14 Juni 2007
JAKARTA (Pos Kota) – Enam bulan belakangan kios gratis di sejumlah lokasi binaan ditinggalkan pedagang. Pedagang Kaki-5 lebih memilih kembali jualan di pinggir jalan, seperti Jl. Buntu Raya dan pertigaan Jl. Raya Pasar Minggu, Jakarta Selatan.
Erni, warga Tanjung Barat, mengatakan Pemkot Jaksel kurang tegas dalam menertibkan dan menata pedagang. “Jualan di trotoar dan pinggir jalan didiamkan saja. Kita pejalan kaki jadi dibikin susah,” ujarnya, Rabu (13/6).
Pemantauan di lapangan kawasan Pasar Minggu belakangan memang makin parah. Khususnya di badan Jl. Buntu Raya dan Jl. Raya Ragunan mulai dari depan kantor Kel. Pasar Minggu hingga ke pertigaan lampu merah depan pertokoan. Hampir seluruh lapak dan gerobak pedagang menguasai badan jalan sehingga setiap hari terjadi kemacetan dan penumpukan kendaraan.

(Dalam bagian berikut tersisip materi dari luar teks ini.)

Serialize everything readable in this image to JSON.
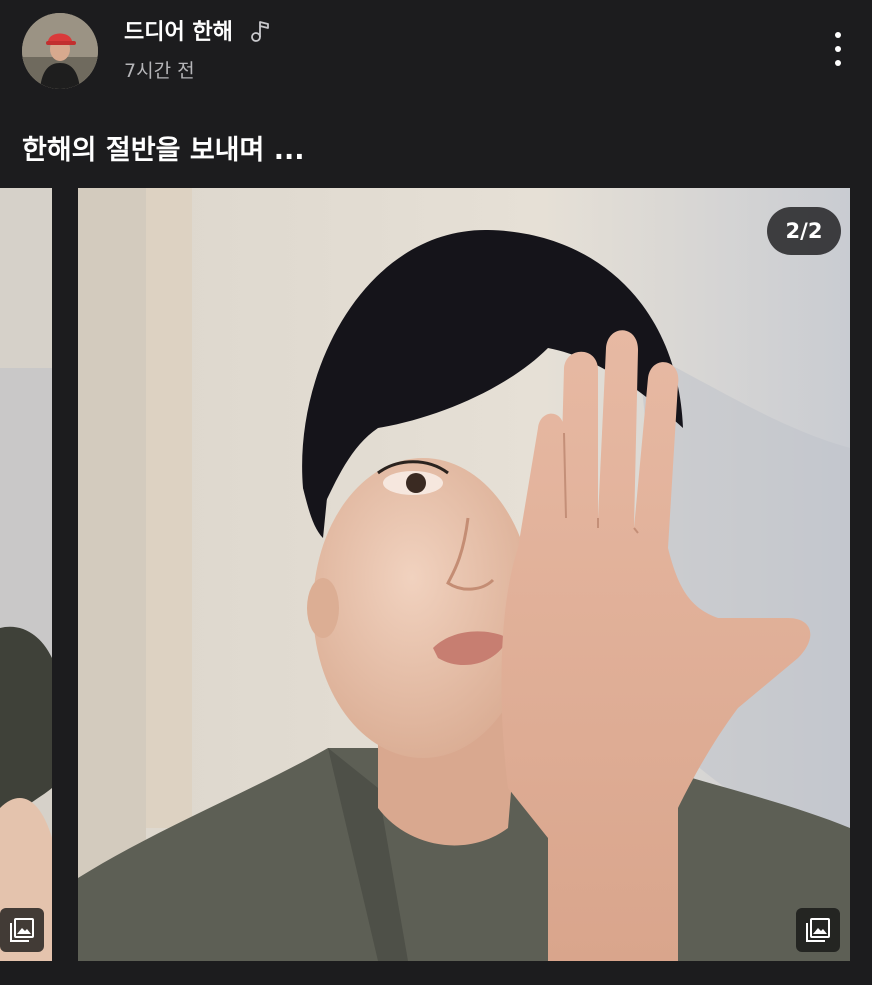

Kemacetan terparah, tambah Ny. Hendra, warga Pasar Minggu, terjadi di jalan masuk menuju Terminal Bis Pasar Minggu.
UANG JAGO
Sejumlah pedagang sayuran dan pakaian di badan Jl. Buntu Raya, mengatakan buka usaha di sini dipungut uang keamanan dan kebersihan. Pungutan dilakukan oknum tiga kali sehari.
“Uang jago tak hanya dipungut dari pedagang siang dan sore saja, tapi pedagang malam juga sama. Besarnya mulai Rp 1500 hingga Rp 3000,” kata Ny. Tarsih, pedagang.
Menanggapi kesemrawutan dan kumuhnya kawasan Pasar Minggu, PLH Sudin Tramtib Jaksel Jurnalis didampingi Kasie Tramtib Nanto dan Camat Pasar Minggu A. Sotar H, mengatakan setiap hari petugas tramtib mengawasi daerah tersebut. Namun, memang agak sulit melakukan penertiban karena mereka sering kucing-kucingan.
Masalah uang jago maupun upeti, kata dia, pihaknya tak tahu menahu. Yang jelas, tak ada anggota kelurahan dan kecamatan melakukan hal itu. “Kalau ada dan ketahuan, tentu akan diambil tindakan tegas”.